Easy enough. Hand hurts, dad looks at hand, dad kisses hand, end of tragedy. But of course, in Ezra’s flustered state, I was not allowed to examine said injury. As I came nearer, he, like a wounded beast at bay, reared back, spewing vitriol. Not making any sense (at the time), I did gather something about in an item going into his hand. Violent gesticulations not unlike an amateurish game of charades left me clueless.
A standoff ensues. After a few tense minutes involving screaming, throwing things, and avoiding both of his parents, I finally captured Ezra into a bear hug, attempting to examine his hand. There, beneath his tender skin, was the culprit: a speck of brown wood, embedded in me the top layers of his thumb and pointer finger, causing excruciating pain. Window-shattering, really. Somehow, an as-yet-to-be-explained confrontation with one of his wooden train tracks, the splinter, the billing and all villains today, made its way into my child’s hand.
Cue the next hour and a half of struggle.
Teaming up, my wife and I, wrangle the beast into several complicated yoga positions that involved restraining his legs from kicking either one of us, laying him down flat, controlling his free arm, prying open his injured hand, and stabilizing his head, preventing it from rotating in a 360° manner reminiscent of the “Poltergeist” movie. Then, and only then, could Louanne begin to tweeze at his skin in an effort to dislodge the skin’s squatter.
Needless to say, that did not go well.
Screams erupted from my volcanic offspring, spewing hot lava of sulphuric hatred at his parents. “I hate you!” he’d shout. “Go away,” he’d bemoan. Nestled in between such loving commentary, he did not miss an opportunity to scream louder and more shrilly than I thought possible, emphasizing “you’re killing me.” That alarming claim, I was sure, would alert an entire neighborhood to his abusive parents.
After an epic struggle lasting nearly 10 minutes, my exasperated child, clinging to me for consolation and solace, collapsed onto the couch, defeated by the speck of wooden villainy.
We, too, had reached an impasse. Demands of ice shortly followed, and the storm cleared – for about the next 20 minutes whereupon I made the mistake of mentioning a needle.
“Don’t come at me with a needle! It will hurt. I don’t want it!”
Again, this screams surpassed my expectations. You would have thought I was branding my child with a hot iron or peeling his skin off, layer by later, with a paring knife. Nope. Just a splinter. If nobody had knocked on our door yet to check what abuses we inflicted upon Ezra, I was almost certain at this point that a knock would shortly grace our door. Since it was already terribly tragic, and gauging that we had about five minutes before the authorities would be dispatched, my wife and I committed to removing the remarkably reticent splinter.
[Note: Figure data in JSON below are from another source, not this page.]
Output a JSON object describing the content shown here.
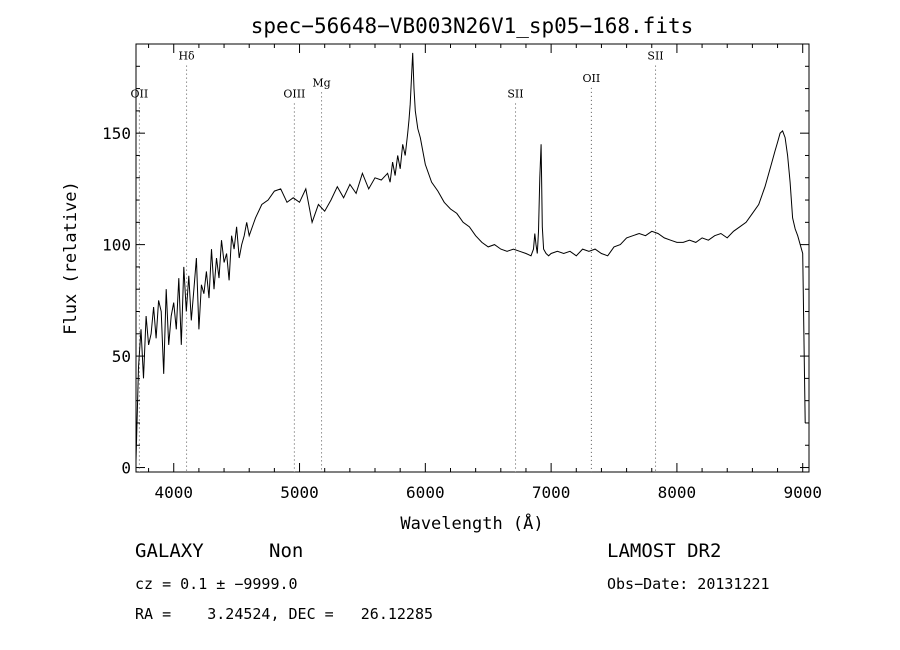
{
  "chart_data": {
    "type": "line",
    "title": "spec−56648−VB003N26V1_sp05−168.fits",
    "xlabel": "Wavelength (Å)",
    "ylabel": "Flux (relative)",
    "xlim": [
      3700,
      9050
    ],
    "ylim": [
      -2,
      190
    ],
    "x_ticks": [
      4000,
      5000,
      6000,
      7000,
      8000,
      9000
    ],
    "y_ticks": [
      0,
      50,
      100,
      150
    ],
    "line_color": "#000000",
    "marker_line_color": "#555555",
    "line_markers": [
      {
        "label": "OII",
        "x": 3727,
        "y": 166
      },
      {
        "label": "Hδ",
        "x": 4102,
        "y": 183
      },
      {
        "label": "OIII",
        "x": 4959,
        "y": 166
      },
      {
        "label": "Mg",
        "x": 5175,
        "y": 171
      },
      {
        "label": "SII",
        "x": 6717,
        "y": 166
      },
      {
        "label": "OII",
        "x": 7320,
        "y": 173
      },
      {
        "label": "SII",
        "x": 7830,
        "y": 183
      }
    ],
    "series": [
      {
        "x": [
          3700,
          3720,
          3740,
          3760,
          3780,
          3800,
          3820,
          3840,
          3860,
          3880,
          3900,
          3920,
          3940,
          3960,
          3980,
          4000,
          4020,
          4040,
          4060,
          4080,
          4100,
          4120,
          4140,
          4160,
          4180,
          4200,
          4220,
          4240,
          4260,
          4280,
          4300,
          4320,
          4340,
          4360,
          4380,
          4400,
          4420,
          4440,
          4460,
          4480,
          4500,
          4520,
          4540,
          4560,
          4580,
          4600,
          4650,
          4700,
          4750,
          4800,
          4850,
          4900,
          4950,
          5000,
          5050,
          5100,
          5150,
          5200,
          5250,
          5300,
          5350,
          5400,
          5450,
          5500,
          5550,
          5600,
          5650,
          5700,
          5720,
          5740,
          5760,
          5780,
          5800,
          5820,
          5840,
          5860,
          5870,
          5880,
          5890,
          5900,
          5910,
          5920,
          5940,
          5960,
          5980,
          6000,
          6050,
          6100,
          6150,
          6200,
          6250,
          6300,
          6350,
          6400,
          6450,
          6500,
          6550,
          6600,
          6650,
          6700,
          6750,
          6800,
          6840,
          6860,
          6870,
          6880,
          6890,
          6900,
          6910,
          6920,
          6930,
          6940,
          6960,
          6980,
          7000,
          7050,
          7100,
          7150,
          7200,
          7250,
          7300,
          7350,
          7400,
          7450,
          7500,
          7550,
          7600,
          7650,
          7700,
          7750,
          7800,
          7850,
          7900,
          7950,
          8000,
          8050,
          8100,
          8150,
          8200,
          8250,
          8300,
          8350,
          8400,
          8450,
          8500,
          8550,
          8600,
          8650,
          8700,
          8750,
          8780,
          8800,
          8820,
          8840,
          8860,
          8880,
          8900,
          8920,
          8940,
          8960,
          8980,
          9000,
          9020
        ],
        "y": [
          3,
          45,
          62,
          40,
          68,
          55,
          60,
          72,
          58,
          75,
          70,
          42,
          80,
          55,
          68,
          74,
          62,
          85,
          55,
          90,
          70,
          86,
          66,
          80,
          94,
          62,
          82,
          78,
          88,
          76,
          98,
          80,
          94,
          85,
          102,
          92,
          96,
          84,
          104,
          98,
          108,
          94,
          100,
          104,
          110,
          104,
          112,
          118,
          120,
          124,
          125,
          119,
          121,
          119,
          125,
          110,
          118,
          115,
          120,
          126,
          121,
          127,
          123,
          132,
          125,
          130,
          129,
          132,
          128,
          137,
          131,
          140,
          134,
          145,
          140,
          150,
          156,
          163,
          175,
          186,
          170,
          160,
          152,
          148,
          142,
          136,
          128,
          124,
          119,
          116,
          114,
          110,
          108,
          104,
          101,
          99,
          100,
          98,
          97,
          98,
          97,
          96,
          95,
          98,
          105,
          100,
          96,
          106,
          130,
          145,
          108,
          98,
          96,
          95,
          96,
          97,
          96,
          97,
          95,
          98,
          97,
          98,
          96,
          95,
          99,
          100,
          103,
          104,
          105,
          104,
          106,
          105,
          103,
          102,
          101,
          101,
          102,
          101,
          103,
          102,
          104,
          105,
          103,
          106,
          108,
          110,
          114,
          118,
          126,
          136,
          142,
          146,
          150,
          151,
          148,
          140,
          128,
          112,
          107,
          104,
          100,
          96,
          20
        ]
      }
    ]
  },
  "info": {
    "object_class": "GALAXY",
    "subclass": "Non",
    "survey": "LAMOST DR2",
    "redshift_line": "cz = 0.1 ± −9999.0",
    "obs_date": "Obs−Date: 20131221",
    "coords": "RA =    3.24524, DEC =   26.12285"
  }
}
The kicking. The flailing. The wailing. In a state of perpetual terror, nothing seemed to sooth my child mid-extraction attempt. Dodging a few fists and kicks, my nose remained unbroken, my teeth intact. In an instant, in a motion reminiscent of Florence Nightingale, my wife had miraculously removed the damned splinter. Although we did not use a sewing needle, we did eventually manage to extract as are his wooden nemesis from his hand.
To celebrate, my wife and I are having a drink when he goes to bed, and I’m framing the splinter for posterity.